Mormon Channel Blog

How to Stop Comparing Yourself to Others

June 24, 2015

There are billions of people in this world you can compare yourself to. Once you start, you might find it difficult to stop. We have all done it—wishing we were more like her or considering how glad we are not to be like him. Even as we do it, we know we are not thinking or acting like Jesus Christ would.

It is possible to righteously admire someone, and that is healthy because it motivates us to improve ourselves. However, being jealous of someone’s strengths, ashamed of your own weaknesses, or envying a “perfect life” you think someone has is a purely negative activity. Unhealthy comparisons lead to depression, lack of self-confidence and self-worth, ungratefulness, relishing in the trials of others, resenting yourself and others, wasted time and effort, destroying any motivation to achieve personal goals, and spiritual digression.

If comparing yourself to others has become a daily habit for you, it is time to stop, and we have some tips for doing just that.

Pray for the Lord’s guidance.

The Lord will never leave us alone. He has given us the gift of prayer to communicate with Him daily—even hourly. If you are struggling to overcome comparing yourself to others, humbly pray to the Lord for His guidance and then do your part by watching for the answer. This gospel is about transformation, and we can become the best versions of ourselves if we communicate with Him through prayer.

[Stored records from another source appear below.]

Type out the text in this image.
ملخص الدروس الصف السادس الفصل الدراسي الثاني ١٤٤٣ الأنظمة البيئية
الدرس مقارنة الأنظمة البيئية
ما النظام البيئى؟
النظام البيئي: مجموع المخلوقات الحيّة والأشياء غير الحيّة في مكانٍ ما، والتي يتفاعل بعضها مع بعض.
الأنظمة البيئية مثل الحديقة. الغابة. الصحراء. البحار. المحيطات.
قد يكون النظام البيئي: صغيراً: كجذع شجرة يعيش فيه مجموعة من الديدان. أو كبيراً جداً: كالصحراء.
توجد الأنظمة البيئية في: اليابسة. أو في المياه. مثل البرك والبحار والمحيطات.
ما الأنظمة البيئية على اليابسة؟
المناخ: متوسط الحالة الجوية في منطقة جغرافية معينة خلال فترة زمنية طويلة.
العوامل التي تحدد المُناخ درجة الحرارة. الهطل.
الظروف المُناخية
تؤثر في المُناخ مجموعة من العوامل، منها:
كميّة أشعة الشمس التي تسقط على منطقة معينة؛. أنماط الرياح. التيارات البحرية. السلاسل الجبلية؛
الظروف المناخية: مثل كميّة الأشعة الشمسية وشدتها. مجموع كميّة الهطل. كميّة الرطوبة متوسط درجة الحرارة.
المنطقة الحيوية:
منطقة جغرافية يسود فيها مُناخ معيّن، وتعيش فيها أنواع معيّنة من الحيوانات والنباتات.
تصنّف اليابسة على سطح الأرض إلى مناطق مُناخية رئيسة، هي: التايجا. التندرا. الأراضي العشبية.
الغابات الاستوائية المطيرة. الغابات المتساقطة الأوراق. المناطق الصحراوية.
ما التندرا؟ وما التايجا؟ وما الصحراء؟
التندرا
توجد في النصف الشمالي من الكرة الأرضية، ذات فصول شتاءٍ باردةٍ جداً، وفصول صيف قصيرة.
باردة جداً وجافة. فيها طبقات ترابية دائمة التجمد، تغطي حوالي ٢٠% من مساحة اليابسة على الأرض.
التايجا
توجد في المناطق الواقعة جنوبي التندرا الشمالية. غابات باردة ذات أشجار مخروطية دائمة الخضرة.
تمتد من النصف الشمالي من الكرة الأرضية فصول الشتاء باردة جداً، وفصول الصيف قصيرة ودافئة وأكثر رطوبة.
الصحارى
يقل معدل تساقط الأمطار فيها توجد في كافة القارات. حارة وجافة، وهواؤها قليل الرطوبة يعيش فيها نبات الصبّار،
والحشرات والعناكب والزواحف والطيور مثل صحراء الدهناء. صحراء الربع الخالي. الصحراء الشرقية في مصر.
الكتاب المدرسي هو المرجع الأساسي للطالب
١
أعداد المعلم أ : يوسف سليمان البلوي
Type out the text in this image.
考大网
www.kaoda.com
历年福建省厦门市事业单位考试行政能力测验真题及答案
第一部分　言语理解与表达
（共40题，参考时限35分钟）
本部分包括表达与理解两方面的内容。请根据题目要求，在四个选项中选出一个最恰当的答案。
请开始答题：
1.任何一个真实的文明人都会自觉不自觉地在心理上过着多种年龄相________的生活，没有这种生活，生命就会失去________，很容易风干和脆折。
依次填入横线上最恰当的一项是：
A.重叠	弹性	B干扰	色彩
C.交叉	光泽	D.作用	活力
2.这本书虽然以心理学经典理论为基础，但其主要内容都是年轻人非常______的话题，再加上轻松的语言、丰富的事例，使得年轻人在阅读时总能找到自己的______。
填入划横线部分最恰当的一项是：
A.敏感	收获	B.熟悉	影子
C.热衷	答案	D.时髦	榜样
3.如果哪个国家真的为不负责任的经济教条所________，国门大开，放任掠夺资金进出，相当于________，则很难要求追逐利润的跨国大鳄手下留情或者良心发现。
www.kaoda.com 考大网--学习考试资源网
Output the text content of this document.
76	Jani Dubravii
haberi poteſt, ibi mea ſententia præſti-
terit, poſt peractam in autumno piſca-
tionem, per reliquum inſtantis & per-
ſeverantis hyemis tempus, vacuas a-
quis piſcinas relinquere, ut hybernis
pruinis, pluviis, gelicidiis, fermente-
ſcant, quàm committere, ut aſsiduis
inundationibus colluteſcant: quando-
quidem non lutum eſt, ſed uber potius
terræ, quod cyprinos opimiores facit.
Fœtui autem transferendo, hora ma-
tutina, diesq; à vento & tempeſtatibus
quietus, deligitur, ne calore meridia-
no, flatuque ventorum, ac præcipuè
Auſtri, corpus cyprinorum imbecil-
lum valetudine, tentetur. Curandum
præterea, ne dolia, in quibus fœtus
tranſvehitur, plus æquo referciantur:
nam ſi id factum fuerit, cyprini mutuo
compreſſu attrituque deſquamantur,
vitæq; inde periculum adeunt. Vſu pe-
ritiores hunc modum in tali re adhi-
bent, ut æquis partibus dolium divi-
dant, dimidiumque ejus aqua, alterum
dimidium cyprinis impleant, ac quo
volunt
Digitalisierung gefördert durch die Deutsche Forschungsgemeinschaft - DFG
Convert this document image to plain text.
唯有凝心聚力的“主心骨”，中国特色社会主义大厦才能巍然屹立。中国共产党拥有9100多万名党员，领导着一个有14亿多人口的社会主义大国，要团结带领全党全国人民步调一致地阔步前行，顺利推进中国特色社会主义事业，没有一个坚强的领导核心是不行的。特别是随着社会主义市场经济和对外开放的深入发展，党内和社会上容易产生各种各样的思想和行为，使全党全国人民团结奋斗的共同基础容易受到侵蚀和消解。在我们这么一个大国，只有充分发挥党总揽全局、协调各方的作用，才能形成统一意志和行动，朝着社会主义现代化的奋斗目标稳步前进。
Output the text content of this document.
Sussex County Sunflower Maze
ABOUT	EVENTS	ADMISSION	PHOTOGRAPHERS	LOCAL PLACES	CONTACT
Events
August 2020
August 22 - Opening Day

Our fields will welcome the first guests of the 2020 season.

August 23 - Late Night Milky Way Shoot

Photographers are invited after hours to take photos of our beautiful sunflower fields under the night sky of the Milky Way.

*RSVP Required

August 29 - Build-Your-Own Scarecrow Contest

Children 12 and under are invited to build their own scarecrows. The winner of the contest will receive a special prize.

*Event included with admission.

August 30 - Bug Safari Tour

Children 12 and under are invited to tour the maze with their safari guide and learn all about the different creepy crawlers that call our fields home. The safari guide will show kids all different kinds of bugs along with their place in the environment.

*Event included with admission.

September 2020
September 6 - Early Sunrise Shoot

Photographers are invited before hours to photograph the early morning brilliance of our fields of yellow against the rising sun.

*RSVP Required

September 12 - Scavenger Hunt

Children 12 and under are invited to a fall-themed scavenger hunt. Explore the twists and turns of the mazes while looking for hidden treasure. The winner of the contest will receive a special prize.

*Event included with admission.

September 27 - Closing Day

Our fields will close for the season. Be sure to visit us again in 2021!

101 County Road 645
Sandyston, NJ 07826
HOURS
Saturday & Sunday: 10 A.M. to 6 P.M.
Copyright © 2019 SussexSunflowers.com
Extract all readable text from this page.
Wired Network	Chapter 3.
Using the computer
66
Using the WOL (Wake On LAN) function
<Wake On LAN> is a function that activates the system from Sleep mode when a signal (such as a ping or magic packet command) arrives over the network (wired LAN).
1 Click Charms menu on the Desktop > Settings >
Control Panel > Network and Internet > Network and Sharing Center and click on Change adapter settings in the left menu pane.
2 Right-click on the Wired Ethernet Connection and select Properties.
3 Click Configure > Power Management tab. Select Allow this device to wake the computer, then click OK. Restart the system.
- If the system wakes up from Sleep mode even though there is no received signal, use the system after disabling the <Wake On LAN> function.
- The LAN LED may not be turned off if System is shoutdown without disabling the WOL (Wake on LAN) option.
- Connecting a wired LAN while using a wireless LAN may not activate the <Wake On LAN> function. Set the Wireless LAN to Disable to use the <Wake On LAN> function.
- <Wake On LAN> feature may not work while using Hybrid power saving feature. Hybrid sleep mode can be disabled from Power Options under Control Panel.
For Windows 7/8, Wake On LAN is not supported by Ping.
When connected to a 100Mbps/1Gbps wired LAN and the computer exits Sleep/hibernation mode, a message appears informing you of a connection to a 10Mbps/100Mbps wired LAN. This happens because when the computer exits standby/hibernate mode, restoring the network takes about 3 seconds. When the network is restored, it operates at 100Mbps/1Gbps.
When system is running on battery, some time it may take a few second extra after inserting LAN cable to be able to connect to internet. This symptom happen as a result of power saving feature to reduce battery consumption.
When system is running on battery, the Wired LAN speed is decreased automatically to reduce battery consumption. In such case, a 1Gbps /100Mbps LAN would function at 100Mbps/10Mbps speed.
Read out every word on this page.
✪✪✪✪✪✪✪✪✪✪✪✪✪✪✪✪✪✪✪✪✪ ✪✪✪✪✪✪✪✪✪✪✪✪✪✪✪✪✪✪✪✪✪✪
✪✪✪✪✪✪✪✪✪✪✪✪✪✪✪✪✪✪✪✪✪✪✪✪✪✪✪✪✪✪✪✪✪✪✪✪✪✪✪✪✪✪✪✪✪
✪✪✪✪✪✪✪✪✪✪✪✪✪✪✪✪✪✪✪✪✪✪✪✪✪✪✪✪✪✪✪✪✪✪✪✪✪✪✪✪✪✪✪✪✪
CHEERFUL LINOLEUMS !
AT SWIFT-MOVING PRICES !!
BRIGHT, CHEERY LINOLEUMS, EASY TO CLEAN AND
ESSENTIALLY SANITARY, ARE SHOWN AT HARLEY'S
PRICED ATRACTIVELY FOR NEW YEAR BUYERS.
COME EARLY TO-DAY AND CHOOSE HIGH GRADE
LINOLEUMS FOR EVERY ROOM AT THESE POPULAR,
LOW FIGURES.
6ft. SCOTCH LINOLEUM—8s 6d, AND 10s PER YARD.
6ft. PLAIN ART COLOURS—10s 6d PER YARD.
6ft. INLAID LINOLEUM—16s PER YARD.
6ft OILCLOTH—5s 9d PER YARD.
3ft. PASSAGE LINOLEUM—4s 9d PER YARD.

Do not worry what you believe people think of you.

Too often we worry about what others think of us. We let the views of our family, friends, neighbors and society determine how we feel about ourselves. Heavenly Father’s opinion matters most because He sees you with clarity. You are a son or daughter of a loving Heavenly Father. You are special and glorious in His eyes, and that is how you should determine your own self-worth.

Keep a “gratitude journal.”

Keeping a journal of the things you are grateful for will help you focus on the blessings you have been given. There are too many to count. Take a few minutes each day to write down the gifts, talents, and opportunities you have. Consider what you could do to make someone else feel grateful the next day. Go back and refer to that journal when you need a pick-me-up during a hard time.

Limit your time on social media.

While social media can be used for good, it can also be harmful to those who use it to compare their lives to those of their online friends, acquaintances, and even strangers. Remember that there are more lies on social media than there are truths. Stop yourself from getting caught up in worries that your looks, life, or accomplishments do not measure up to those you see on social media by limiting your daily exposure to it. Turn your focus from the online world to the real world.

Do not expect to be perfect.

We know that no one is perfect, yet we allow ourselves to believe that certain people just might be. They are not. Everyone has weaknesses and struggles; whether they keep them private or not is up to them. They should not expect to be perfect, and neither should you. The scriptures teach, “It is not requisite that a man should run faster than he has strength” (Mosiah 4:27). All you can and should do is strive to be the best possible version of yourself.

It is human nature to feel inadequate at times, but do not let that become your constant mentality. Accept the challenge of being a true disciple of Jesus Christ and move from competitiveness to cooperation, from love of self to love of others, from comparison to connection.